Ruba 450mila euro all’azienda per cui lavora: pena di 18 mesi

12 Aprile 2017

Patteggia la dipendente di una piccola società di Giulianova accusata di furto, con i soldi avrebbe anche comprato una macchina. La scoperta fatta durante l’amministrazione controllata

GIULIANOVA. Era accusata di aver rubato 450mila euro in due anni dai conti della piccola azienda giuliese per cui lavorava, società di proprietà di alcuni parenti in cui era impiegata come amministrativa. A 24 mesi dall’apertura del fascicolo a firma del pm Andrea De Feis, una 41enne del posto accusata di furto ha patteggiato una condanna ad un anno e sei mesi e 300 euro di multa, con la sentenza depositata qualche settimana fa. La donna, nel frattempo, ha restituito parte dei soldi portati via.

I fatti sono iniziati nel 2015 quando uno dei consulenti nominati dai titolari dell’azienda, nell’ambito del procedimento di amministrazione controllata in cui la società da qualche tempo si trova, aveva registrato un notevole ammanco sui conti: in due anni sarebbero spariti 450mila euro, soldi che, secondo l’accusa, non sarebbero mai entrati nelle casse dell’azienda.

Immediatamente era scattata la denuncia e i sospetti dei titolari erano caduti sulla donna, da tempo impiegata nel settore amministrativo, che aveva libero accesso nella stanza in cui veniva lasciato l’incasso giornaliero in contanti prima di essere depositato in banca. Dopo la denuncia erano scattati subito i primi accertamenti che la Procura aveva delegato alla guardia di finanza.

Nel corso delle indagini le Fiamme Gialle avevano fatto numerosi controlli bancari sia sui conti dei titolari dell'azienda sia su quelli della dipendente e proprio sui conti di quest'ultima avrebbero notato dei movimenti sospetti relativi proprio al periodo incriminato: nessun prelievo e nessun pagamento nè con bancomat nè con carte di credito ma solo versamenti.

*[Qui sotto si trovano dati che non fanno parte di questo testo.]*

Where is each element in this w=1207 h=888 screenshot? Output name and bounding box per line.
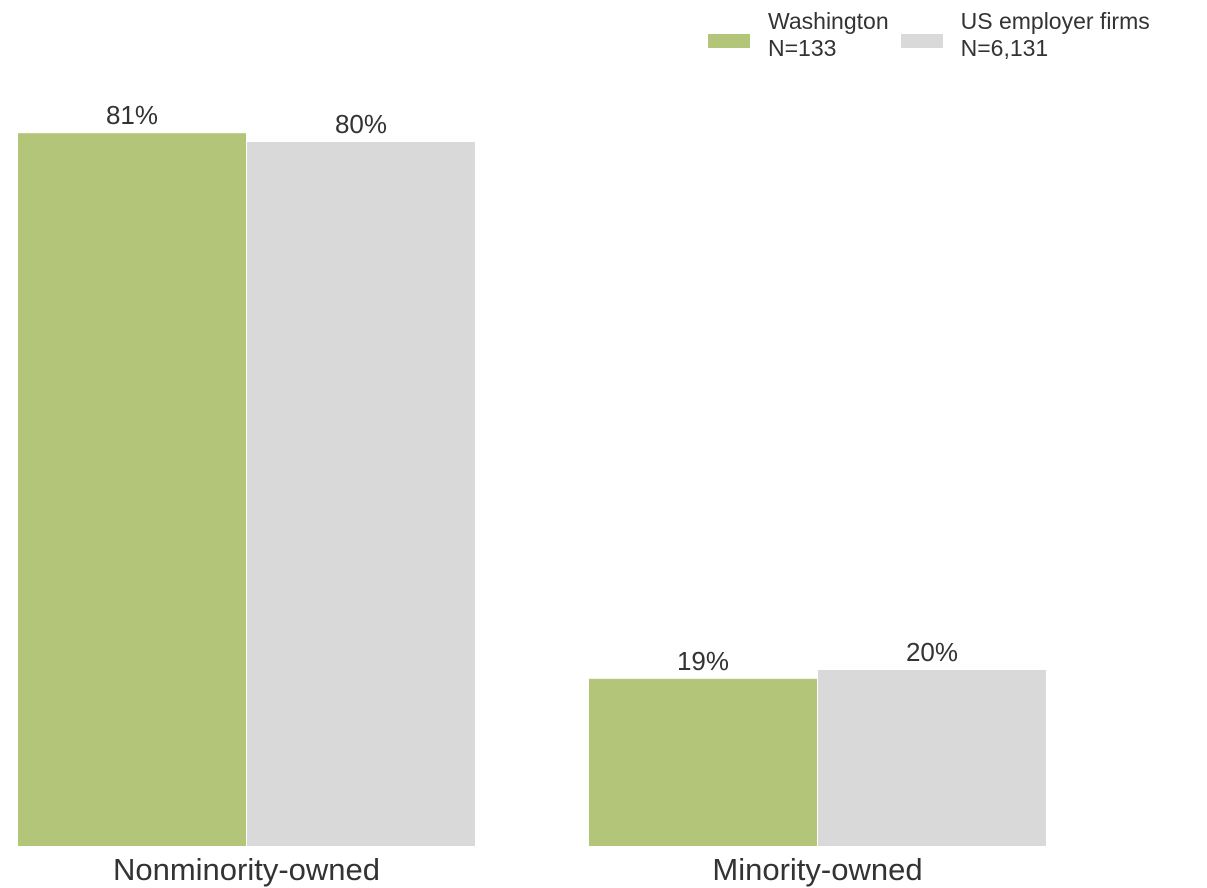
category-label-minority-owned: Minority-owned	[712, 852, 922, 887]
bar-minority-owned-us-employer-firms	[818, 670, 1046, 846]
legend-item-washington: Washington N=133	[708, 8, 889, 62]
bar-nonminority-owned-washington	[18, 133, 246, 846]
data-label-nonminority-owned-us-employer-firms: 80%	[335, 109, 387, 139]
data-label-minority-owned-washington: 19%	[677, 646, 729, 676]
category-label-nonminority-owned: Nonminority-owned	[113, 852, 380, 887]
legend-swatch-us-employer-firms	[900, 34, 943, 48]
legend-item-us-employer-firms: US employer firms N=6,131	[900, 8, 1150, 62]
data-label-nonminority-owned-washington: 81%	[106, 100, 158, 130]
legend-swatch-washington	[708, 34, 750, 48]
data-label-minority-owned-us-employer-firms: 20%	[906, 637, 958, 667]
bar-minority-owned-washington	[589, 678, 817, 846]
legend-sublabel-us-employer-firms: N=6,131	[960, 35, 1049, 61]
bar-nonminority-owned-us-employer-firms	[247, 142, 475, 846]
legend: Washington N=133 US employer firms N=6,1…	[708, 8, 1162, 62]
legend-label-washington: Washington	[768, 8, 889, 34]
legend-sublabel-washington: N=133	[768, 35, 837, 61]
legend-label-us-employer-firms: US employer firms	[960, 8, 1150, 34]
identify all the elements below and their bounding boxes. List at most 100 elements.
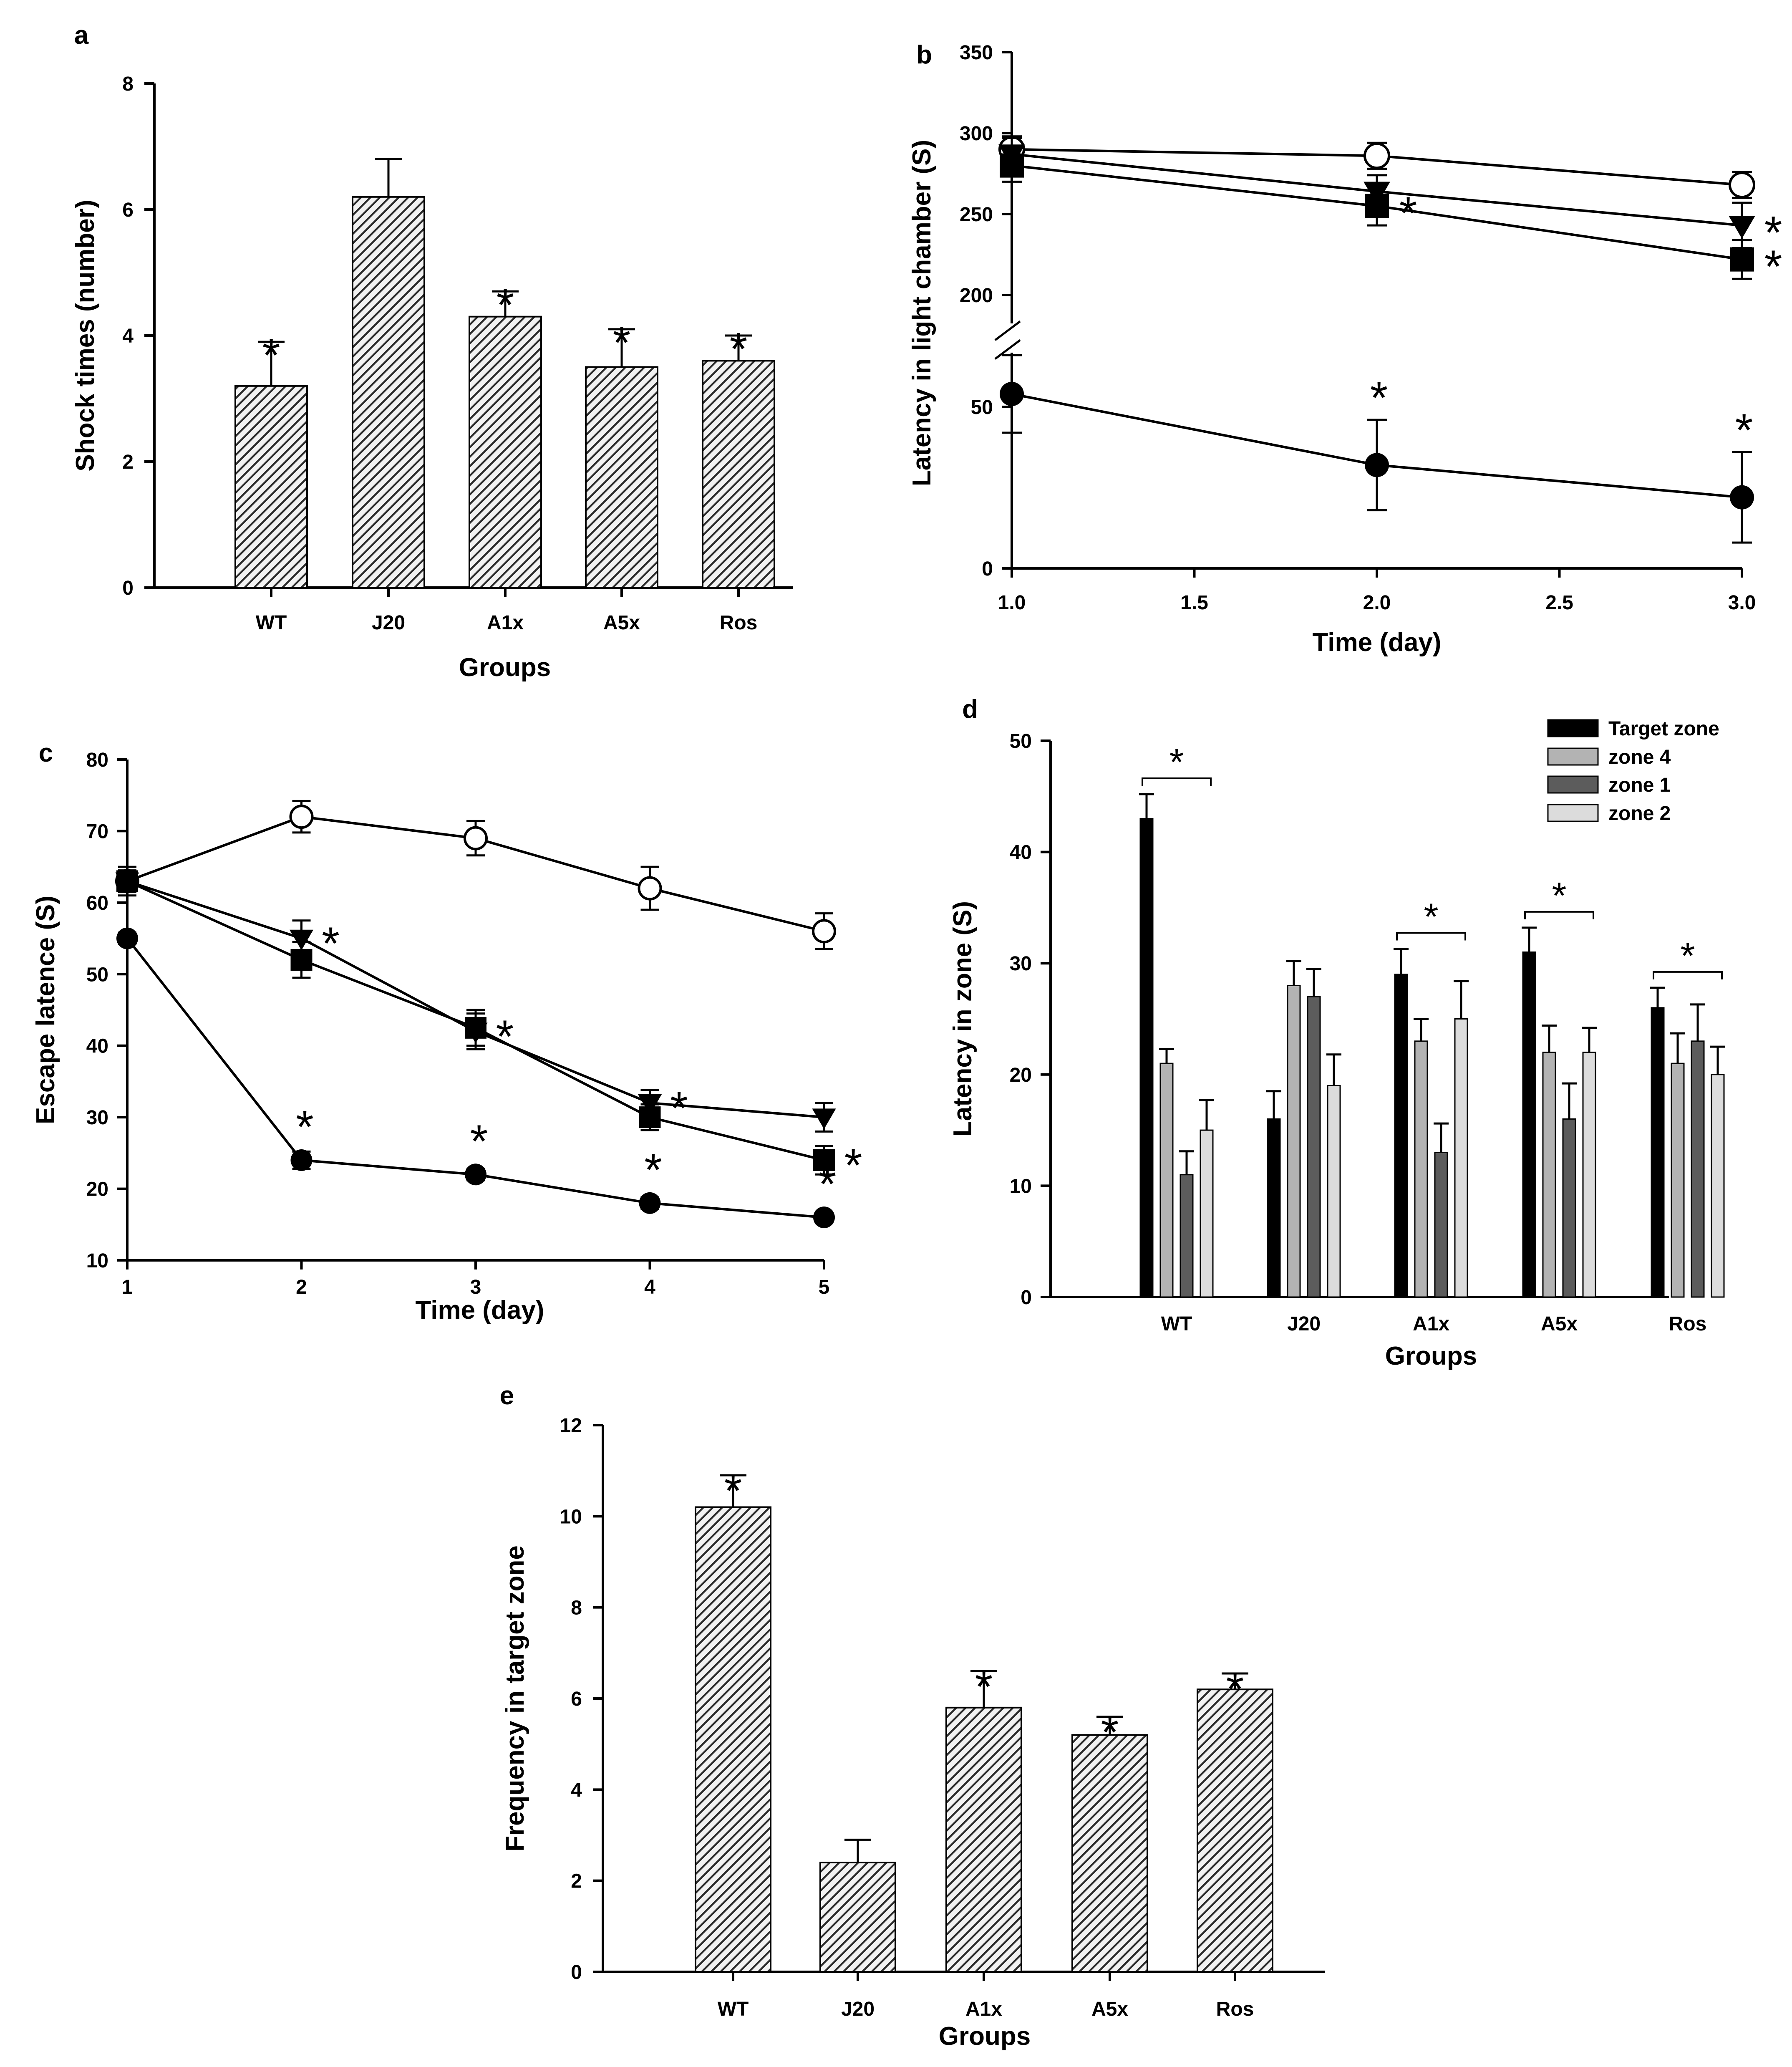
panel-b-axis-break [994,339,1021,360]
panel-d-bar-WT-zone-4 [1159,1063,1174,1298]
panel-e-xtick-label: A5x [1091,1998,1128,2020]
panel-d-ytick-label: 40 [1010,842,1032,864]
panel-d-xtick-label: WT [1161,1313,1192,1335]
panel-c-ylabel: Escape latence (S) [31,896,60,1124]
panel-d-ytick-label: 50 [1010,730,1032,752]
panel-b-marker-open-circle [1729,172,1755,199]
panel-d-ylabel: Latency in zone (S) [948,901,977,1137]
panel-b-marker-filled-square [1730,247,1754,272]
panel-b-letter: b [916,40,932,69]
panel-e-xtick-label: A1x [965,1998,1002,2020]
panel-b-xtick-label: 1.0 [998,592,1026,614]
panel-b-ytick-label: 200 [960,285,993,307]
panel-b-marker-open-circle [1364,142,1390,169]
panel-c-significance: * [844,1140,862,1191]
panel-d-bar-Ros-target-zone [1651,1007,1665,1298]
panel-a-xtick-label: Ros [720,612,758,634]
panel-b-marker-filled-square [1365,194,1389,218]
panel-e-ytick-label: 6 [571,1688,582,1710]
panel-b-ytick-label: 50 [971,396,993,419]
panel-d-xlabel: Groups [1385,1342,1477,1370]
panel-c-marker-filled-square [290,949,313,971]
panel-d-legend-label: zone 2 [1608,803,1671,825]
panel-c-marker-open-circle [289,805,314,829]
panel-e: e 0 2 4 6 8 10 12 WT * J20 A1x * A5x * Ros * Groups Freque… [500,1381,1325,2051]
panel-b-ytick-label: 0 [982,558,993,580]
panel-d-significance-bracket [1142,777,1212,786]
panel-a-bar-Ros [702,360,775,588]
panel-c-marker-open-circle [812,919,836,944]
panel-a-significance: * [497,279,514,331]
panel-c-marker-open-circle [464,826,488,851]
panel-d-bar-Ros-zone-1 [1691,1040,1705,1298]
panel-e-significance: * [724,1465,742,1517]
panel-d-legend-swatch [1547,775,1599,794]
panel-b-xlabel: Time (day) [1313,628,1442,657]
panel-e-xtick-label: J20 [841,1998,875,2020]
panel-b-significance: * [1399,188,1417,239]
panel-e-bar-A5x [1071,1734,1148,1973]
panel-e-bar-Ros [1197,1688,1273,1973]
panel-b-significance: * [1764,241,1782,293]
panel-c-ytick-label: 80 [86,749,108,771]
panel-d-legend-label: Target zone [1608,718,1719,740]
panel-c-significance: * [819,1158,837,1210]
panel-d-ytick-label: 30 [1010,953,1032,975]
panel-c-significance: * [496,1011,514,1062]
panel-a-significance: * [730,323,748,375]
panel-e-ylabel: Frequency in target zone [501,1545,529,1852]
panel-d-significance: * [1424,896,1438,938]
panel-e-bar-WT [695,1506,771,1973]
panel-a-xtick-label: WT [256,612,287,634]
panel-d-xtick-label: Ros [1669,1313,1707,1335]
panel-e-ytick-label: 10 [560,1506,582,1528]
panel-c-ytick-label: 10 [86,1250,108,1272]
panel-d: d 0 10 20 30 40 50 WT * J20 A1x * A5x * Ros * Target zon… [948,695,1725,1370]
panel-e-letter: e [500,1381,514,1410]
panel-d-ytick-label: 20 [1010,1064,1032,1086]
panel-d-bar-J20-zone-4 [1287,985,1301,1298]
panel-d-bar-WT-zone-1 [1180,1174,1194,1298]
panel-d-significance: * [1680,935,1695,977]
panel-c-significance: * [296,1101,314,1153]
panel-b-ylabel: Latency in light chamber (S) [907,140,936,486]
panel-d-bar-J20-zone-2 [1327,1085,1341,1298]
panel-c-significance: * [322,918,340,969]
panel-b-marker-filled-circle [1365,453,1389,477]
panel-c-marker-filled-circle [116,927,138,949]
panel-d-significance: * [1552,875,1566,917]
panel-d-bar-A5x-zone-2 [1582,1051,1596,1298]
panel-b-marker-filled-square [1000,153,1024,178]
panel-e-xlabel: Groups [939,2022,1031,2051]
panel-c-marker-filled-circle [290,1149,313,1171]
panel-e-ytick-label: 0 [571,1961,582,1984]
panel-a-bar-WT [234,385,308,588]
panel-d-bar-A5x-zone-1 [1562,1118,1576,1298]
panel-d-bar-A1x-target-zone [1394,974,1408,1298]
panel-b-significance: * [1735,404,1753,456]
panel-d-ytick-label: 10 [1010,1175,1032,1197]
panel-b-xtick-label: 2.0 [1363,592,1391,614]
panel-c-ytick-label: 70 [86,820,108,843]
panel-c-marker-filled-triangle-down [812,1108,836,1129]
panel-d-significance-bracket [1653,971,1723,979]
panel-d-bar-J20-zone-1 [1307,996,1321,1298]
panel-d-bar-Ros-zone-2 [1711,1074,1725,1298]
panel-a-ytick-label: 8 [122,73,134,95]
panel-d-legend-swatch [1547,804,1599,822]
panel-d-bar-Ros-zone-4 [1671,1063,1685,1298]
panel-d-bar-A5x-zone-4 [1542,1051,1556,1298]
panel-c-xtick-label: 4 [644,1276,655,1298]
panel-a-letter: a [74,21,89,50]
panel-d-significance-bracket [1524,911,1594,919]
panel-c-letter: c [39,739,53,767]
panel-c-ytick-label: 60 [86,892,108,914]
panel-c-marker-filled-square [465,1017,486,1039]
panel-b-ytick-label: 300 [960,123,993,145]
panel-d-bar-A1x-zone-1 [1434,1151,1448,1298]
panel-b-marker-filled-circle [1000,382,1024,406]
panel-c-ytick-label: 20 [86,1179,108,1201]
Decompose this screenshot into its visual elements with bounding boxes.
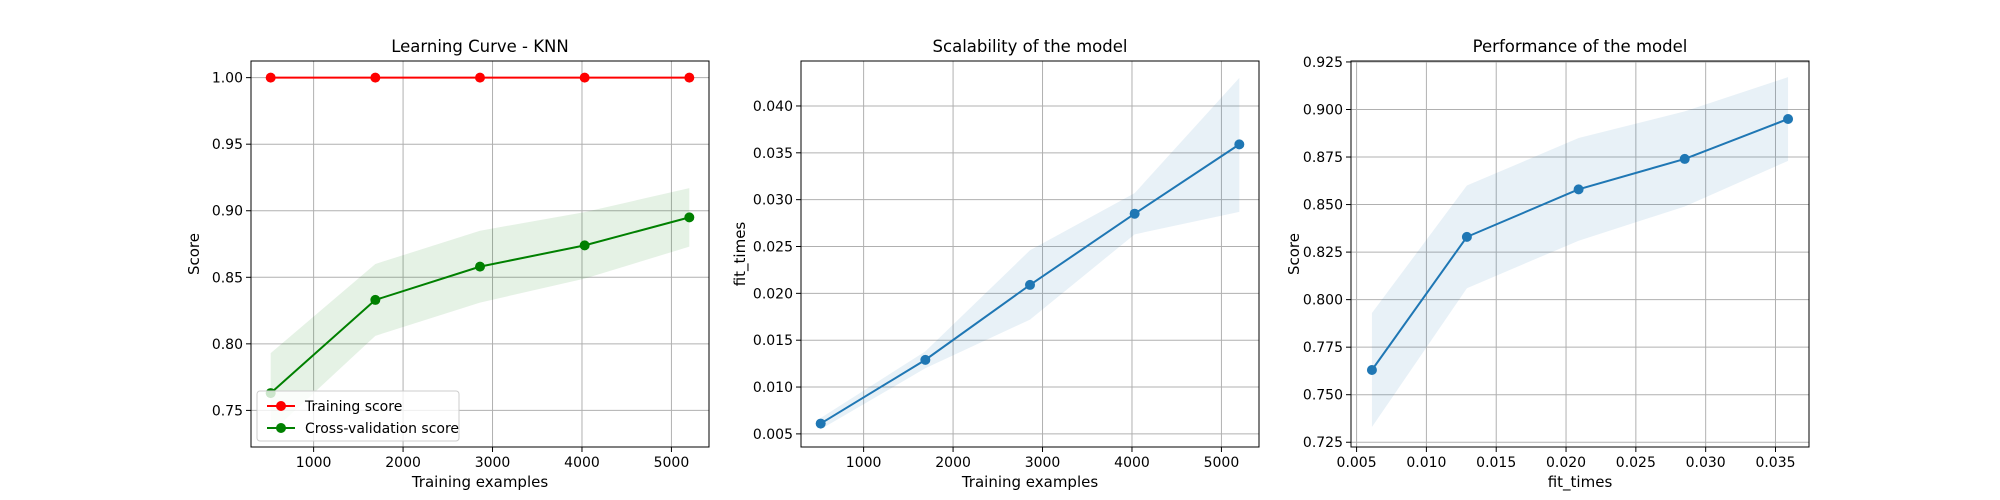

Numerosi e in alcuni casi anche ingenti: i versamenti, infatti, andavano da mille a tremila euro, a volte anche di più. Soldi che la donna, sempre secondo l’accusa della Procura, avrebbe personalmente versato in contanti sul proprio conto bancario. Non solo.

Sempre secondo l’accusa l’impiegata, sempre in questo periodo di tempo, avrebbe fatto grossi acquisti tra cui anche una macchina. Gli accertamenti bancari, insieme a tutta una serie di altri elementi raccolti da investigatori e inquirenti, avevano portato la Procura a chiedere ed ottenere il sequestro sui conti della donna e a chiudere le indagini con l’accusa di furto. Nell’inchiesta era entrato anche il provvedimento del gup Giovanni de Rensis che aveva accolto la richiesta di sequestro di 250mila euro sui conti della donna avanzata dallo stesso pm.

Successivamente il sostituto procuratore ha firmato l’avviso di conclusione delle indagini. In seguito alla chiusura delle indagini, la donna, che nel frattempo ha restituito parte dei soldi, ha fatto richiesta di accedere ad un rito alternativo e ha patteggiato davanti al giudice.(d.p.)